In health care, it’s all too rare to have a clear-cut victory. Many promising new therapies or diagnostics remain just that – promising – for years, as researchers await the data to prove that they work. New technologies arrive on the scene and can take a long time to become good enough for medical use and then slowly become widely adopted, while their merits are argued and their impact is analyzed. And so on and on and on.
So when those of us in the industry – many of the people walking the halls and appearing on panels here at HIMSS – encounter a victory we often find it difficult to acknowledge out loud. That’s exactly the scenario we face with image recognition – the ability to identify and classify key features in medical images to inform medical decisions. This is traditionally a manual process that virtually begs to be automated. But automation has remained tantalizingly out of reach for years, even as computing ability and machine learning capabilities have boomed.
Now, due to a cascade of advances, many of which have unfolded in industries far removed from health care, it’s clear that the image feature recognition problem is solved.
That still feels weird to say out loud. But it is a fact that today, computers can surpass humans’ ability to identify patterns in images – including medical images. This has enormous implications. Imagine that software can detect a pattern of unexpected tumor growth in xrays. Or to view an image of a retina and detect the early signs of a disease. Or to use subtle biomarker features that can reduce false positives in, say, mammogram screenings. All before a human reviews the images.
How did this happen? It’s not the result of the collective brainpower of the world’s leading physicians and technologists, working together to painstakingly catalog every variation of every medical image and then translate them into detailed rules to guide computers – a virtually impossible task. Instead, it’s a direct product of “deep learning” advances that apply to a host of image recognition challenges, regardless of industry. At the risk of oversimplifying, one feeds deep learning systems a ton of images, the system begins to identify patterns and – with help from the humans who actually know the differences for labelling these images – the system begins to learn to identify and distinguish among those images.
Let’s get a little more specific about this breakthrough. Search engine providers, social media companies, hedge funds, and others have been furiously pursuing stronger feature recognition systems for a wide variety of applications – from smarter ways to translate languages, to finding pictures of cats in social media feeds, to driverless cars. What did they all find? That explicit rules make feature recognition systems brittle – but learning from examples makes them strong.

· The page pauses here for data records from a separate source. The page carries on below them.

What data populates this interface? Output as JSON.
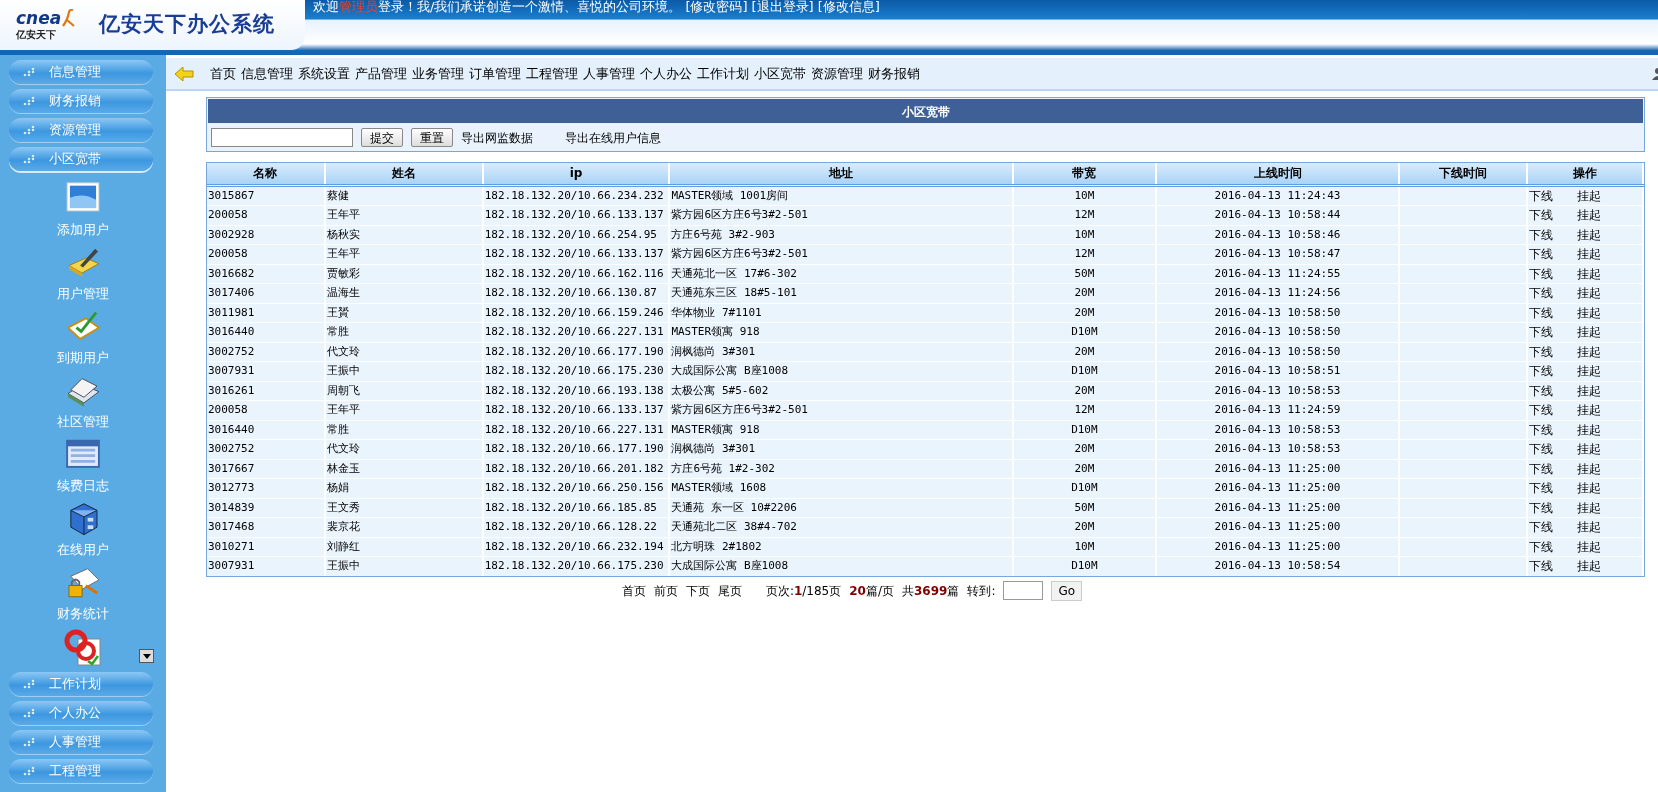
{
  "header": {
    "logo_text": "cnea",
    "logo_sub": "亿安天下",
    "title": "亿安天下办公系统",
    "welcome": {
      "prefix": "欢迎",
      "user": "管理员",
      "suffix": "登录！我/我们承诺创造一个激情、喜悦的公司环境。",
      "links": [
        "[修改密码]",
        "[退出登录]",
        "[修改信息]"
      ]
    }
  },
  "sidebar": {
    "groups": [
      {
        "label": "信息管理",
        "expanded": false
      },
      {
        "label": "财务报销",
        "expanded": false
      },
      {
        "label": "资源管理",
        "expanded": false
      },
      {
        "label": "小区宽带",
        "expanded": true,
        "children": [
          {
            "label": "添加用户"
          },
          {
            "label": "用户管理"
          },
          {
            "label": "到期用户"
          },
          {
            "label": "社区管理"
          },
          {
            "label": "续费日志"
          },
          {
            "label": "在线用户"
          },
          {
            "label": "财务统计"
          }
        ]
      },
      {
        "label": "工作计划",
        "expanded": false
      },
      {
        "label": "个人办公",
        "expanded": false
      },
      {
        "label": "人事管理",
        "expanded": false
      },
      {
        "label": "工程管理",
        "expanded": false
      }
    ]
  },
  "nav": {
    "items": [
      "首页",
      "信息管理",
      "系统设置",
      "产品管理",
      "业务管理",
      "订单管理",
      "工程管理",
      "人事管理",
      "个人办公",
      "工作计划",
      "小区宽带",
      "资源管理",
      "财务报销"
    ]
  },
  "panel": {
    "title": "小区宽带",
    "buttons": [
      "提交",
      "重置"
    ],
    "links": [
      "导出网监数据",
      "导出在线用户信息"
    ]
  },
  "table": {
    "columns": [
      "名称",
      "姓名",
      "ip",
      "地址",
      "带宽",
      "上线时间",
      "下线时间",
      "操作"
    ],
    "rows": [
      {
        "code": "3015867",
        "name": "蔡健",
        "ip": "182.18.132.20/10.66.234.232",
        "address": "MASTER领域 1001房间",
        "bandwidth": "10M",
        "online": "2016-04-13 11:24:43",
        "actions": [
          "下线",
          "挂起"
        ]
      },
      {
        "code": "200058",
        "name": "王年平",
        "ip": "182.18.132.20/10.66.133.137",
        "address": "紫方园6区方庄6号3#2-501",
        "bandwidth": "12M",
        "online": "2016-04-13 10:58:44",
        "actions": [
          "下线",
          "挂起"
        ]
      },
      {
        "code": "3002928",
        "name": "杨秋实",
        "ip": "182.18.132.20/10.66.254.95",
        "address": "方庄6号苑 3#2-903",
        "bandwidth": "10M",
        "online": "2016-04-13 10:58:46",
        "actions": [
          "下线",
          "挂起"
        ]
      },
      {
        "code": "200058",
        "name": "王年平",
        "ip": "182.18.132.20/10.66.133.137",
        "address": "紫方园6区方庄6号3#2-501",
        "bandwidth": "12M",
        "online": "2016-04-13 10:58:47",
        "actions": [
          "下线",
          "挂起"
        ]
      },
      {
        "code": "3016682",
        "name": "贾敏彩",
        "ip": "182.18.132.20/10.66.162.116",
        "address": "天通苑北一区 17#6-302",
        "bandwidth": "50M",
        "online": "2016-04-13 11:24:55",
        "actions": [
          "下线",
          "挂起"
        ]
      },
      {
        "code": "3017406",
        "name": "温海生",
        "ip": "182.18.132.20/10.66.130.87",
        "address": "天通苑东三区 18#5-101",
        "bandwidth": "20M",
        "online": "2016-04-13 11:24:56",
        "actions": [
          "下线",
          "挂起"
        ]
      },
      {
        "code": "3011981",
        "name": "王贇",
        "ip": "182.18.132.20/10.66.159.246",
        "address": "华体物业 7#1101",
        "bandwidth": "20M",
        "online": "2016-04-13 10:58:50",
        "actions": [
          "下线",
          "挂起"
        ]
      },
      {
        "code": "3016440",
        "name": "常胜",
        "ip": "182.18.132.20/10.66.227.131",
        "address": "MASTER领寓 918",
        "bandwidth": "D10M",
        "online": "2016-04-13 10:58:50",
        "actions": [
          "下线",
          "挂起"
        ]
      },
      {
        "code": "3002752",
        "name": "代文玲",
        "ip": "182.18.132.20/10.66.177.190",
        "address": "润枫德尚 3#301",
        "bandwidth": "20M",
        "online": "2016-04-13 10:58:50",
        "actions": [
          "下线",
          "挂起"
        ]
      },
      {
        "code": "3007931",
        "name": "王振中",
        "ip": "182.18.132.20/10.66.175.230",
        "address": "大成国际公寓 B座1008",
        "bandwidth": "D10M",
        "online": "2016-04-13 10:58:51",
        "actions": [
          "下线",
          "挂起"
        ]
      },
      {
        "code": "3016261",
        "name": "周朝飞",
        "ip": "182.18.132.20/10.66.193.138",
        "address": "太极公寓 5#5-602",
        "bandwidth": "20M",
        "online": "2016-04-13 10:58:53",
        "actions": [
          "下线",
          "挂起"
        ]
      },
      {
        "code": "200058",
        "name": "王年平",
        "ip": "182.18.132.20/10.66.133.137",
        "address": "紫方园6区方庄6号3#2-501",
        "bandwidth": "12M",
        "online": "2016-04-13 11:24:59",
        "actions": [
          "下线",
          "挂起"
        ]
      },
      {
        "code": "3016440",
        "name": "常胜",
        "ip": "182.18.132.20/10.66.227.131",
        "address": "MASTER领寓 918",
        "bandwidth": "D10M",
        "online": "2016-04-13 10:58:53",
        "actions": [
          "下线",
          "挂起"
        ]
      },
      {
        "code": "3002752",
        "name": "代文玲",
        "ip": "182.18.132.20/10.66.177.190",
        "address": "润枫德尚 3#301",
        "bandwidth": "20M",
        "online": "2016-04-13 10:58:53",
        "actions": [
          "下线",
          "挂起"
        ]
      },
      {
        "code": "3017667",
        "name": "林金玉",
        "ip": "182.18.132.20/10.66.201.182",
        "address": "方庄6号苑 1#2-302",
        "bandwidth": "20M",
        "online": "2016-04-13 11:25:00",
        "actions": [
          "下线",
          "挂起"
        ]
      },
      {
        "code": "3012773",
        "name": "杨娟",
        "ip": "182.18.132.20/10.66.250.156",
        "address": "MASTER领域 1608",
        "bandwidth": "D10M",
        "online": "2016-04-13 11:25:00",
        "actions": [
          "下线",
          "挂起"
        ]
      },
      {
        "code": "3014839",
        "name": "王文秀",
        "ip": "182.18.132.20/10.66.185.85",
        "address": "天通苑 东一区 10#2206",
        "bandwidth": "50M",
        "online": "2016-04-13 11:25:00",
        "actions": [
          "下线",
          "挂起"
        ]
      },
      {
        "code": "3017468",
        "name": "裴京花",
        "ip": "182.18.132.20/10.66.128.22",
        "address": "天通苑北二区 38#4-702",
        "bandwidth": "20M",
        "online": "2016-04-13 11:25:00",
        "actions": [
          "下线",
          "挂起"
        ]
      },
      {
        "code": "3010271",
        "name": "刘静红",
        "ip": "182.18.132.20/10.66.232.194",
        "address": "北方明珠 2#1802",
        "bandwidth": "10M",
        "online": "2016-04-13 11:25:00",
        "actions": [
          "下线",
          "挂起"
        ]
      },
      {
        "code": "3007931",
        "name": "王振中",
        "ip": "182.18.132.20/10.66.175.230",
        "address": "大成国际公寓 B座1008",
        "bandwidth": "D10M",
        "online": "2016-04-13 10:58:54",
        "actions": [
          "下线",
          "挂起"
        ]
      }
    ]
  },
  "pagination": {
    "links": [
      "首页",
      "前页",
      "下页",
      "尾页"
    ],
    "status": [
      "页次:**1**/185页",
      "**20**篇/页",
      "共**3699**篇"
    ],
    "goto_label": "转到:",
    "go_button": "Go"
  }
}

The ability to train neural networks with images is no minor development. It’s like Copernicus discovering that the planets rotate around the sun, rather than earth. Protocol-driven, evidence-based medicine is likely to be rocked by this advance. And it’s likely to reject it at first.

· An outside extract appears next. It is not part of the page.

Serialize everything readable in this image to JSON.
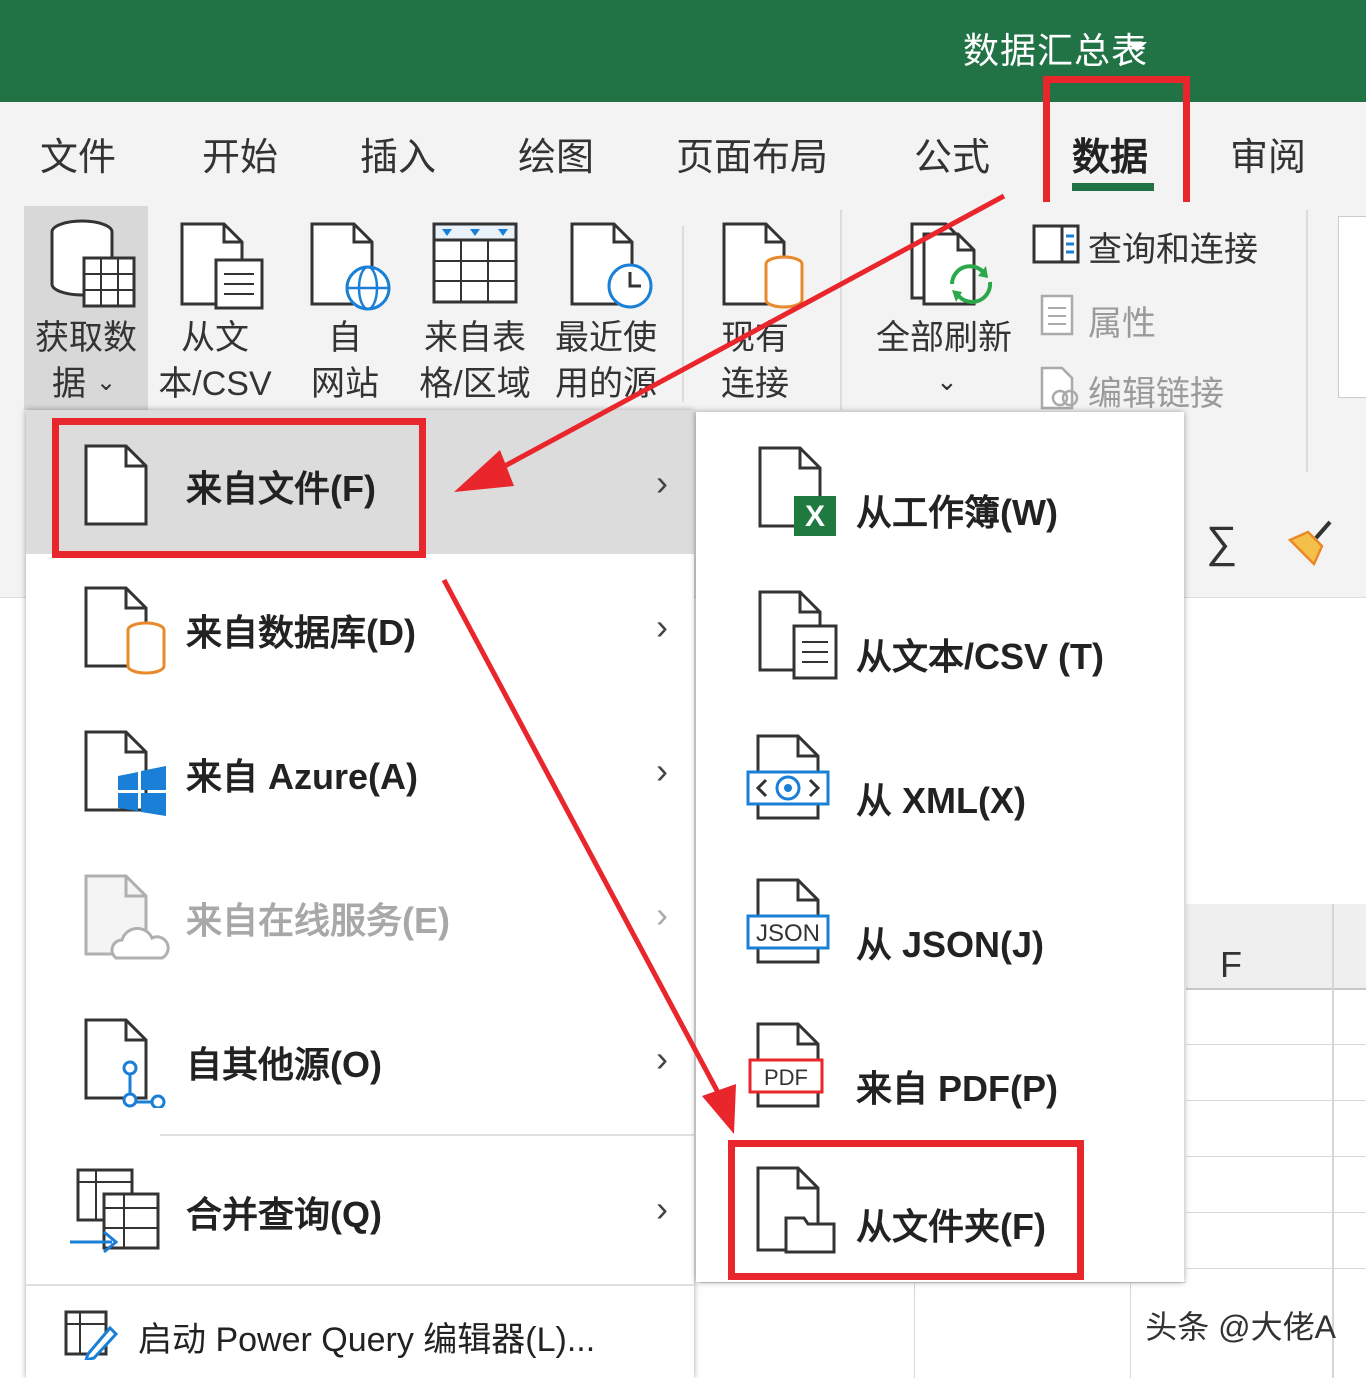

Why aren’t health systems employing deep learning yet? One main reason is the data challenge. One has to be able to feed the system good data along with well-labelled training data – and a lot of it. But most organizations have challenges with collaborating on the data and standardizing it; moreover they may not provide training data in a standard way. So despite the clear, transformative ability to catalog and identify features of interest or classifications in medical images in a matter of moments, we cannot take advantage of it because of data issues.
This situation won’t last for long. It can’t – too much is at stake, and the industry has been waiting too long for this transformative capability. At the same time, we all know it’s not as easy as simply rounding up all of the imaging data and plugging it into a database. Here are the three steps providers should consider to benefit from deep learning-enabled image recognition capabilities.
1. Get comfortable with cloud approaches to data and decision support
Used to keeping all your data inside your organization? Capabilities like image recognition are likely only going to be possible through cloud-based aggregation; it likely will not make sense to attempt do this work internally. Yes, organizations will need to resolve issues around security of patient data.
2. Link and annotate patient information to feed the learning engines
If your organization has trouble pulling together different threads of information (imaging, medical record claims, physicians’ notes, etc.) for individual patients, it’s probably time to invest into making it easier. What’s likely needed is a linked longitudinal record – which may require going back and adding features to existing data sets or changing workflows to collect the key data you need. Whether you have to partner with external vendors, crowdsource this work, or handle it through an in-house sprint, be prepared to do what it takes to connect and annotate training data properly. Yes, it may take time for government regulations to catch up with industry change and you may need to address regulatory issues that arise.
3. Get ready to integrate automated outputs into the diagnostic process
Advanced image recognition systems based on deep learning capabilities require a steady stream of data as their lifeblood. The good news is that many providers are generating this type of data every day. The key is to integrate the results and training into the diagnostic process by having clinical teams use new tools and processes – this is a classic change management situation. At first, most results will likely be too uncertain to be used without duplicate work by staff who interpret images. But over time, groups will likely be able to trust in the productivity, accuracy, and patient experience gains made possible by deep learning.
These are just the starting points, of course – a lot more work needs to be done. But the payoff is worth the investment, given this technology’s ability to fast-forward the process of diagnosis and treatment, allowing physicians to make more informed decisions faster. Pushing forward to integrate deep learning into medical care is some of the most important work the industry can be doing today.
Thanks to work done largely by other industries, a great gift has practically dropped in our laps: The ability to recognize features in medical images at scale, with tremendous accuracy. Now it’s our turn to act.